Die heute 73-jährige Stötzer wuchs in der DDR auf, wo sie als Fotografin, Weberin und feministische Aktivistin arbeitete. Sie saß auch Haftstrafen ab. Ihr künstlerisches Schaffen spiegelt oft ihre Erlebnisse und ihren Widerstand dagegen wider, allein auf das Label „DDR-Künstlerin“ reduziert zu werden. Einige ihrer Wollfiguren lassen sich von den Frauen der Ukraine inspirieren.
Im August wird Stötzer eine Performance auf dem Dach des Gropius Bau aufführen. Im Oktober erhält sie zudem den renommierten Kaiser-Ring der Stadt Goslar, dessen frühere Preisträger unter anderem Henry Moore, Gerhard Richter und Joseph Beuys sind.

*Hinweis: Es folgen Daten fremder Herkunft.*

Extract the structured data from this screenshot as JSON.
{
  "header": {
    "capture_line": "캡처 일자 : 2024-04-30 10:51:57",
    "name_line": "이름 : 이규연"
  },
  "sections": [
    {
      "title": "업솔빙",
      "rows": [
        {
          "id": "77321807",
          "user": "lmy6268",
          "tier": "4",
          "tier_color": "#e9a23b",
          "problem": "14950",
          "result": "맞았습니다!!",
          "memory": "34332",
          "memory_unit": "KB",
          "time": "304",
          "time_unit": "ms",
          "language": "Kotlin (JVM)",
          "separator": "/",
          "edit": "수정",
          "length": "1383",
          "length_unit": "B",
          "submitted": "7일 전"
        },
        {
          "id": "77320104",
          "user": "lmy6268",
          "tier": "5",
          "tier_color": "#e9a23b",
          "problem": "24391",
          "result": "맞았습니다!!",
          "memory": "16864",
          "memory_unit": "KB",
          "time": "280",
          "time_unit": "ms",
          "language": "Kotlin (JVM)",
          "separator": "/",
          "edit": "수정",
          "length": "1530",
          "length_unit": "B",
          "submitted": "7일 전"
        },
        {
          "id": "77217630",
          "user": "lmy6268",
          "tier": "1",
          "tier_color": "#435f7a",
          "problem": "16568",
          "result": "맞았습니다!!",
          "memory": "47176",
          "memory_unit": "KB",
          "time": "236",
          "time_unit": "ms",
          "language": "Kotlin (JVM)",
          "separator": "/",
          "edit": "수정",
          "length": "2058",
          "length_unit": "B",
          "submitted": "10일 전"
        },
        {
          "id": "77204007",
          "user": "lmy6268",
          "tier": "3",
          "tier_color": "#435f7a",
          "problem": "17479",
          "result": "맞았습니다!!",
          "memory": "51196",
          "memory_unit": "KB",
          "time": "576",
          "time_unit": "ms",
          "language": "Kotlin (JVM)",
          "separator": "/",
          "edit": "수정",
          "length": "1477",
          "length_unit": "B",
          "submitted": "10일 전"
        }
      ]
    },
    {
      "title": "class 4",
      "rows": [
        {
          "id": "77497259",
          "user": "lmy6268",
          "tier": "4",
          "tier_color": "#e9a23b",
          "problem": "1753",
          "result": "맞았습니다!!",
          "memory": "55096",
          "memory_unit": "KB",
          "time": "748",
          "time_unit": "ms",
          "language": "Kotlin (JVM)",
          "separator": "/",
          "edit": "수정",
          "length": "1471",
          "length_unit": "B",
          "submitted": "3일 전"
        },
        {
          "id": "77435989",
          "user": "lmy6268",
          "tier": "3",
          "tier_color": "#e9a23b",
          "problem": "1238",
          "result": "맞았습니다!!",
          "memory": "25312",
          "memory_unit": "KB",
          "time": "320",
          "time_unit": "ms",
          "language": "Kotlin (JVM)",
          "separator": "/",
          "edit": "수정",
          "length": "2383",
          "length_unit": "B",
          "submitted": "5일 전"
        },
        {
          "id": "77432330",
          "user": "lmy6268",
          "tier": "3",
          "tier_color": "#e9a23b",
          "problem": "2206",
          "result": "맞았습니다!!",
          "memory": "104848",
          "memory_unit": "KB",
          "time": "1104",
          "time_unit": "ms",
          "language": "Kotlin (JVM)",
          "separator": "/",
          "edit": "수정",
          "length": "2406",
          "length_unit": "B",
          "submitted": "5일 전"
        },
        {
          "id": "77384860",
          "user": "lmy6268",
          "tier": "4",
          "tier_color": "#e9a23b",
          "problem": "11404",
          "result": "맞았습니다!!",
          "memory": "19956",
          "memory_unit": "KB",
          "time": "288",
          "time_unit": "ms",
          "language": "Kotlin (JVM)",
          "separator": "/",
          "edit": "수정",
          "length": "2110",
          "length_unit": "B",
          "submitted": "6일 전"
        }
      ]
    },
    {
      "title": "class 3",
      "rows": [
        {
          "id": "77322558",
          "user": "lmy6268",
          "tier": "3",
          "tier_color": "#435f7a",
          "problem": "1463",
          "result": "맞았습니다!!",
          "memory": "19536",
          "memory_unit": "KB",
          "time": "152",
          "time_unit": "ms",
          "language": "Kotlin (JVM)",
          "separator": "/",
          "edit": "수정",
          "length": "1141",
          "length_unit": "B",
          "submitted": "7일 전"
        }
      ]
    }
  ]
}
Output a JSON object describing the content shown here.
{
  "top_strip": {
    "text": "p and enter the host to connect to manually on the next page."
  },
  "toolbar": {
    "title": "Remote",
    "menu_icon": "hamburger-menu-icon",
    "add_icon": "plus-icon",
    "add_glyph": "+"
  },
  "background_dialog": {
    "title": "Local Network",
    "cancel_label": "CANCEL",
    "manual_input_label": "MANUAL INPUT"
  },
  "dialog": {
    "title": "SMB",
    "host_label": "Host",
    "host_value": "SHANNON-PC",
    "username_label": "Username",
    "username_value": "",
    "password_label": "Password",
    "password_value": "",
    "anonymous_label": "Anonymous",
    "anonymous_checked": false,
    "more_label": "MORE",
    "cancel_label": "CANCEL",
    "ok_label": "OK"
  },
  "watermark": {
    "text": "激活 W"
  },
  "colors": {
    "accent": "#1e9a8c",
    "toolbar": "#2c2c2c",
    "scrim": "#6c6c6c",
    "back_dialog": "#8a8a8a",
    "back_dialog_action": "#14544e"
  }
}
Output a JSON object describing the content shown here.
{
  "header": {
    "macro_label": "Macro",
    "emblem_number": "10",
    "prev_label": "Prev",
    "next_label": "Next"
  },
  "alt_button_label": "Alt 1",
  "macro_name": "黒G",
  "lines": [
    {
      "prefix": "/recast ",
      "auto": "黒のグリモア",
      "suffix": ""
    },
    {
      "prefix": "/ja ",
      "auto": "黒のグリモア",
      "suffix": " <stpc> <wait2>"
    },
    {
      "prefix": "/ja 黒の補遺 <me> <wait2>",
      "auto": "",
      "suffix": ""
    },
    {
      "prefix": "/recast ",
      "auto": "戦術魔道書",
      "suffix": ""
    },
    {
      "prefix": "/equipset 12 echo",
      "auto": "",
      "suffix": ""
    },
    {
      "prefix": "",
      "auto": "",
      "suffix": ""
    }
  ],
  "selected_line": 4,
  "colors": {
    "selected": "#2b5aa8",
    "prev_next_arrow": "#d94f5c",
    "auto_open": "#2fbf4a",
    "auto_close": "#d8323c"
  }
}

Die Ausstellung bietet einen Einblick in Stötzers vielseitiges und kraftvolles Werk. Ihre anstehende Performance und die Auszeichnung unterstreichen ihren anhaltenden Einfluss in der Kunstwelt. Die Schau bleibt bis Anfang Dezember für die Öffentlichkeit zugänglich.